After I lost my father I needed to walk in his footsteps in the South Pacific, in Vanuatu where he was a teacher early in his career. This final journey with my father helped me to go back to life by letting go of him completely.
The culture there immersed me in a daily life where we live in symbiosis with nature so much so that it overflows. A ‘back to basics’ on several levels. Thanks to his stories and photographs I was able to trace many of his former students who told me about him and his desire to integrate fully into their community.
I combine his archives with my own photographs and it is sometimes difficult to distinguish between the two periods. These timeless images become witnesses to the preservation of the environment of these people and their culture.

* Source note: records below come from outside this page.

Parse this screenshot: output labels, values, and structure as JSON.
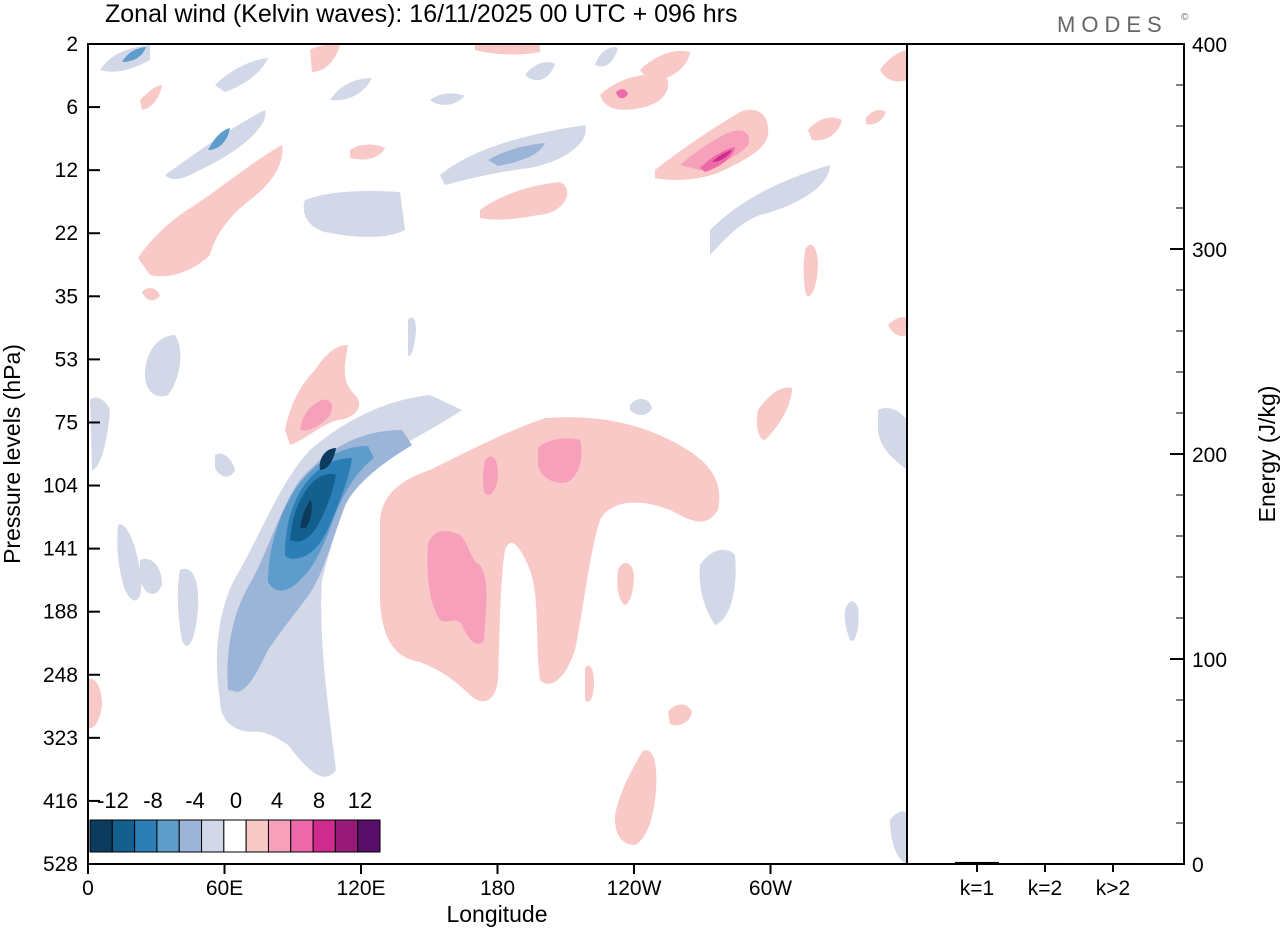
{
  "title": "Zonal wind (Kelvin waves):  16/11/2025  00 UTC  + 096 hrs",
  "brand": "MODES",
  "brand_mark": "©",
  "chart_data": [
    {
      "type": "heatmap",
      "title": "Zonal wind (Kelvin waves):  16/11/2025  00 UTC  + 096 hrs",
      "xlabel": "Longitude",
      "ylabel": "Pressure levels (hPa)",
      "x_ticks": [
        "0",
        "60E",
        "120E",
        "180",
        "120W",
        "60W"
      ],
      "x_tick_values": [
        0,
        60,
        120,
        180,
        240,
        300
      ],
      "xlim": [
        0,
        360
      ],
      "y_ticks": [
        "2",
        "6",
        "12",
        "22",
        "35",
        "53",
        "75",
        "104",
        "141",
        "188",
        "248",
        "323",
        "416",
        "528"
      ],
      "y_scale": "level index (top = 2 hPa)",
      "colorbar": {
        "labels": [
          "-12",
          "-8",
          "-4",
          "0",
          "4",
          "8",
          "12"
        ],
        "levels": [
          -14,
          -12,
          -10,
          -8,
          -6,
          -4,
          -2,
          2,
          4,
          6,
          8,
          10,
          12,
          14
        ],
        "colors": [
          "#0d3b5e",
          "#135f8e",
          "#2b7fb6",
          "#5e9ccb",
          "#9bb5d8",
          "#d3d8e8",
          "#ffffff",
          "#f8c9c6",
          "#f7a0bc",
          "#ee69a8",
          "#cf2a8e",
          "#981977",
          "#5a0f6a"
        ]
      },
      "features": [
        {
          "label": "negative core",
          "lon": 95,
          "pressure_hPa": 120,
          "value": -14
        },
        {
          "label": "negative band",
          "lon_range": [
            60,
            130
          ],
          "pressure_range_hPa": [
            75,
            323
          ],
          "value": -8
        },
        {
          "label": "positive region",
          "lon_range": [
            130,
            280
          ],
          "pressure_range_hPa": [
            75,
            323
          ],
          "value": 6
        },
        {
          "label": "positive core",
          "lon": 145,
          "pressure_hPa": 160,
          "value": 6
        },
        {
          "label": "positive core",
          "lon": 200,
          "pressure_hPa": 95,
          "value": 6
        },
        {
          "label": "upper positive core",
          "lon": 275,
          "pressure_hPa": 12,
          "value": 10
        },
        {
          "label": "upper negative streak",
          "lon_range": [
            90,
            210
          ],
          "pressure_range_hPa": [
            6,
            22
          ],
          "value": -6
        },
        {
          "label": "lower positive",
          "lon": 232,
          "pressure_hPa": 380,
          "value": 3
        }
      ]
    },
    {
      "type": "bar",
      "ylabel": "Energy (J/kg)",
      "categories": [
        "k=1",
        "k=2",
        "k>2"
      ],
      "values": [
        1,
        0.5,
        0.5
      ],
      "ylim": [
        0,
        400
      ],
      "y_ticks": [
        "0",
        "100",
        "200",
        "300",
        "400"
      ]
    }
  ]
}
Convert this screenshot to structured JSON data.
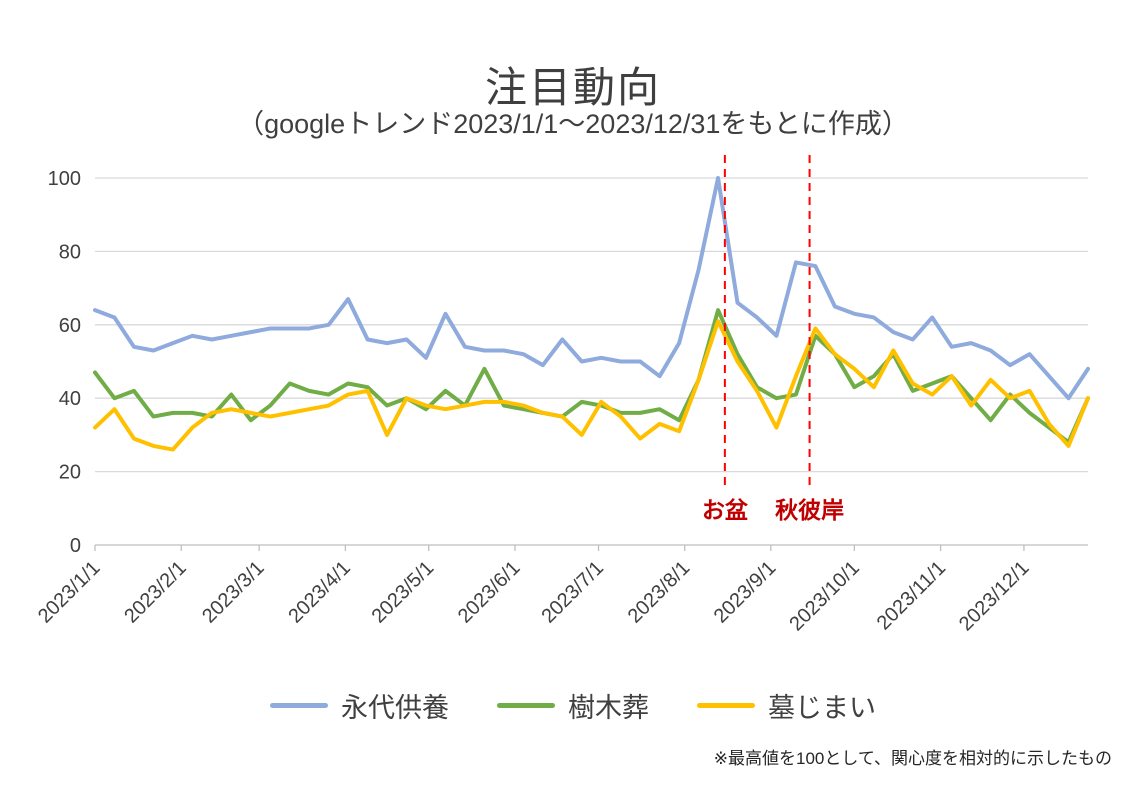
{
  "header": {
    "title": "注目動向",
    "subtitle": "（googleトレンド2023/1/1～2023/12/31をもとに作成）"
  },
  "footnote": "※最高値を100として、関心度を相対的に示したもの",
  "chart_data": {
    "type": "line",
    "title": "注目動向",
    "subtitle": "（googleトレンド2023/1/1～2023/12/31をもとに作成）",
    "x_unit": "week (2023, 52 weekly points)",
    "xlim_weeks": [
      0,
      51
    ],
    "ylim": [
      0,
      100
    ],
    "y_ticks": [
      0,
      20,
      40,
      60,
      80,
      100
    ],
    "grid": "horizontal",
    "legend_position": "bottom",
    "grid_color": "#d9d9d9",
    "axis_color": "#bfbfbf",
    "tick_label_color": "#404040",
    "x_ticks": [
      {
        "label": "2023/1/1",
        "week": 0
      },
      {
        "label": "2023/2/1",
        "week": 4.43
      },
      {
        "label": "2023/3/1",
        "week": 8.43
      },
      {
        "label": "2023/4/1",
        "week": 12.86
      },
      {
        "label": "2023/5/1",
        "week": 17.14
      },
      {
        "label": "2023/6/1",
        "week": 21.57
      },
      {
        "label": "2023/7/1",
        "week": 25.86
      },
      {
        "label": "2023/8/1",
        "week": 30.29
      },
      {
        "label": "2023/9/1",
        "week": 34.71
      },
      {
        "label": "2023/10/1",
        "week": 39
      },
      {
        "label": "2023/11/1",
        "week": 43.43
      },
      {
        "label": "2023/12/1",
        "week": 47.71
      }
    ],
    "series": [
      {
        "name": "永代供養",
        "color": "#8faadc",
        "values": [
          64,
          62,
          54,
          53,
          55,
          57,
          56,
          57,
          58,
          59,
          59,
          59,
          60,
          67,
          56,
          55,
          56,
          51,
          63,
          54,
          53,
          53,
          52,
          49,
          56,
          50,
          51,
          50,
          50,
          46,
          55,
          75,
          100,
          66,
          62,
          57,
          77,
          76,
          65,
          63,
          62,
          58,
          56,
          62,
          54,
          55,
          53,
          49,
          52,
          46,
          40,
          48
        ]
      },
      {
        "name": "樹木葬",
        "color": "#70ad47",
        "values": [
          47,
          40,
          42,
          35,
          36,
          36,
          35,
          41,
          34,
          38,
          44,
          42,
          41,
          44,
          43,
          38,
          40,
          37,
          42,
          38,
          48,
          38,
          37,
          36,
          35,
          39,
          38,
          36,
          36,
          37,
          34,
          45,
          64,
          52,
          43,
          40,
          41,
          57,
          52,
          43,
          46,
          52,
          42,
          44,
          46,
          40,
          34,
          41,
          36,
          32,
          28,
          40
        ]
      },
      {
        "name": "墓じまい",
        "color": "#ffc000",
        "values": [
          32,
          37,
          29,
          27,
          26,
          32,
          36,
          37,
          36,
          35,
          36,
          37,
          38,
          41,
          42,
          30,
          40,
          38,
          37,
          38,
          39,
          39,
          38,
          36,
          35,
          30,
          39,
          35,
          29,
          33,
          31,
          45,
          61,
          50,
          42,
          32,
          46,
          59,
          52,
          48,
          43,
          53,
          44,
          41,
          46,
          38,
          45,
          40,
          42,
          33,
          27,
          40
        ]
      }
    ],
    "annotations": [
      {
        "label": "お盆",
        "week": 32.35,
        "line_color": "#ff0000",
        "text_color": "#c00000"
      },
      {
        "label": "秋彼岸",
        "week": 36.7,
        "line_color": "#ff0000",
        "text_color": "#c00000"
      }
    ]
  }
}
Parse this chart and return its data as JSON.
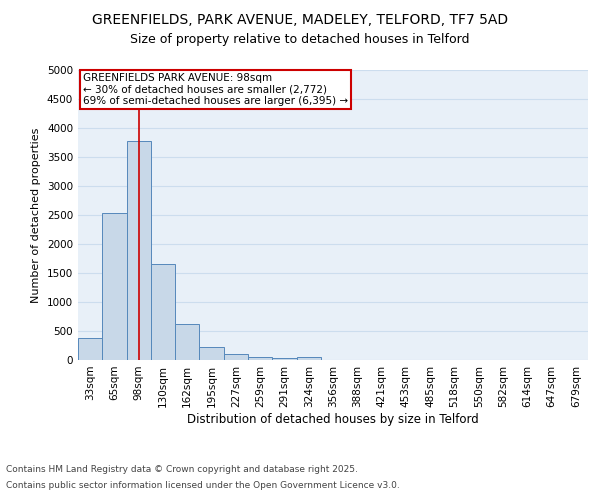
{
  "title1": "GREENFIELDS, PARK AVENUE, MADELEY, TELFORD, TF7 5AD",
  "title2": "Size of property relative to detached houses in Telford",
  "xlabel": "Distribution of detached houses by size in Telford",
  "ylabel": "Number of detached properties",
  "categories": [
    "33sqm",
    "65sqm",
    "98sqm",
    "130sqm",
    "162sqm",
    "195sqm",
    "227sqm",
    "259sqm",
    "291sqm",
    "324sqm",
    "356sqm",
    "388sqm",
    "421sqm",
    "453sqm",
    "485sqm",
    "518sqm",
    "550sqm",
    "582sqm",
    "614sqm",
    "647sqm",
    "679sqm"
  ],
  "values": [
    380,
    2530,
    3780,
    1660,
    620,
    230,
    105,
    45,
    30,
    50,
    5,
    0,
    0,
    0,
    0,
    0,
    0,
    0,
    0,
    0,
    0
  ],
  "bar_color": "#c8d8e8",
  "bar_edge_color": "#5588bb",
  "red_line_index": 2,
  "annotation_text": "GREENFIELDS PARK AVENUE: 98sqm\n← 30% of detached houses are smaller (2,772)\n69% of semi-detached houses are larger (6,395) →",
  "annotation_box_color": "#ffffff",
  "annotation_box_edge": "#cc0000",
  "red_line_color": "#cc0000",
  "ylim": [
    0,
    5000
  ],
  "yticks": [
    0,
    500,
    1000,
    1500,
    2000,
    2500,
    3000,
    3500,
    4000,
    4500,
    5000
  ],
  "grid_color": "#ccddee",
  "background_color": "#e8f0f8",
  "footer1": "Contains HM Land Registry data © Crown copyright and database right 2025.",
  "footer2": "Contains public sector information licensed under the Open Government Licence v3.0.",
  "title1_fontsize": 10,
  "title2_fontsize": 9,
  "xlabel_fontsize": 8.5,
  "ylabel_fontsize": 8,
  "tick_fontsize": 7.5,
  "annotation_fontsize": 7.5,
  "footer_fontsize": 6.5
}
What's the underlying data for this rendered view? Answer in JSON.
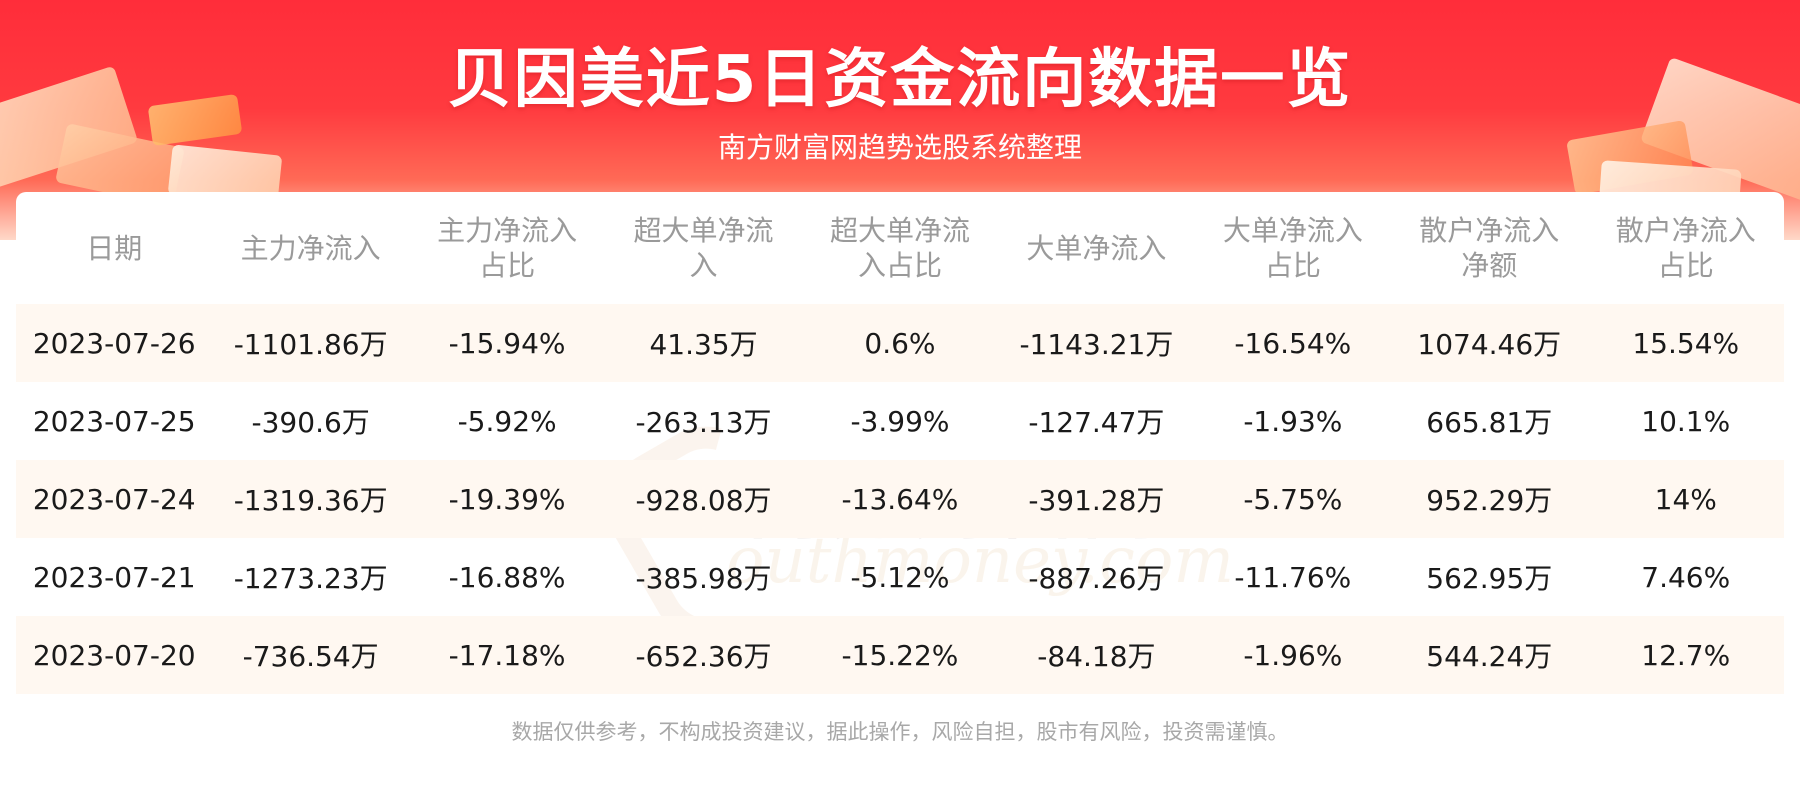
{
  "header": {
    "title": "贝因美近5日资金流向数据一览",
    "subtitle": "南方财富网趋势选股系统整理"
  },
  "table": {
    "columns": [
      "日期",
      "主力净流入",
      "主力净流入\n占比",
      "超大单净流\n入",
      "超大单净流\n入占比",
      "大单净流入",
      "大单净流入\n占比",
      "散户净流入\n净额",
      "散户净流入\n占比"
    ],
    "rows": [
      [
        "2023-07-26",
        "-1101.86万",
        "-15.94%",
        "41.35万",
        "0.6%",
        "-1143.21万",
        "-16.54%",
        "1074.46万",
        "15.54%"
      ],
      [
        "2023-07-25",
        "-390.6万",
        "-5.92%",
        "-263.13万",
        "-3.99%",
        "-127.47万",
        "-1.93%",
        "665.81万",
        "10.1%"
      ],
      [
        "2023-07-24",
        "-1319.36万",
        "-19.39%",
        "-928.08万",
        "-13.64%",
        "-391.28万",
        "-5.75%",
        "952.29万",
        "14%"
      ],
      [
        "2023-07-21",
        "-1273.23万",
        "-16.88%",
        "-385.98万",
        "-5.12%",
        "-887.26万",
        "-11.76%",
        "562.95万",
        "7.46%"
      ],
      [
        "2023-07-20",
        "-736.54万",
        "-17.18%",
        "-652.36万",
        "-15.22%",
        "-84.18万",
        "-1.96%",
        "544.24万",
        "12.7%"
      ]
    ]
  },
  "watermark": {
    "cn": "南方财富网",
    "en": "outhmoney.com"
  },
  "footer": {
    "disclaimer": "数据仅供参考，不构成投资建议，据此操作，风险自担，股市有风险，投资需谨慎。"
  },
  "colors": {
    "banner_red": "#ff2d3a",
    "row_alt_bg": "#fff8f1",
    "header_text": "#9a9a9a",
    "footer_text": "#a8a8a8"
  }
}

I went to the crater at the top of Yasur volcano in Tanna, where I ‘poured’ yellow Gingko leaves to symbolize my father’s ashes: a long time ago, he wanted us to scatter his ashes in this volcano. Realizing it would be a difficult task to accomplish, he then asked us to spread them in our garden in France. So we planted a gingko tree in this spot. In this way, I was able to share something from my home with these people and their environment.
I then crossed the Pacific Ocean to confront the Moai, these large statues on Easter Island. I ‘asked them for accountability' as before his cancer took him away, my father messaged me to say ‘I will be as strong as a Moai’.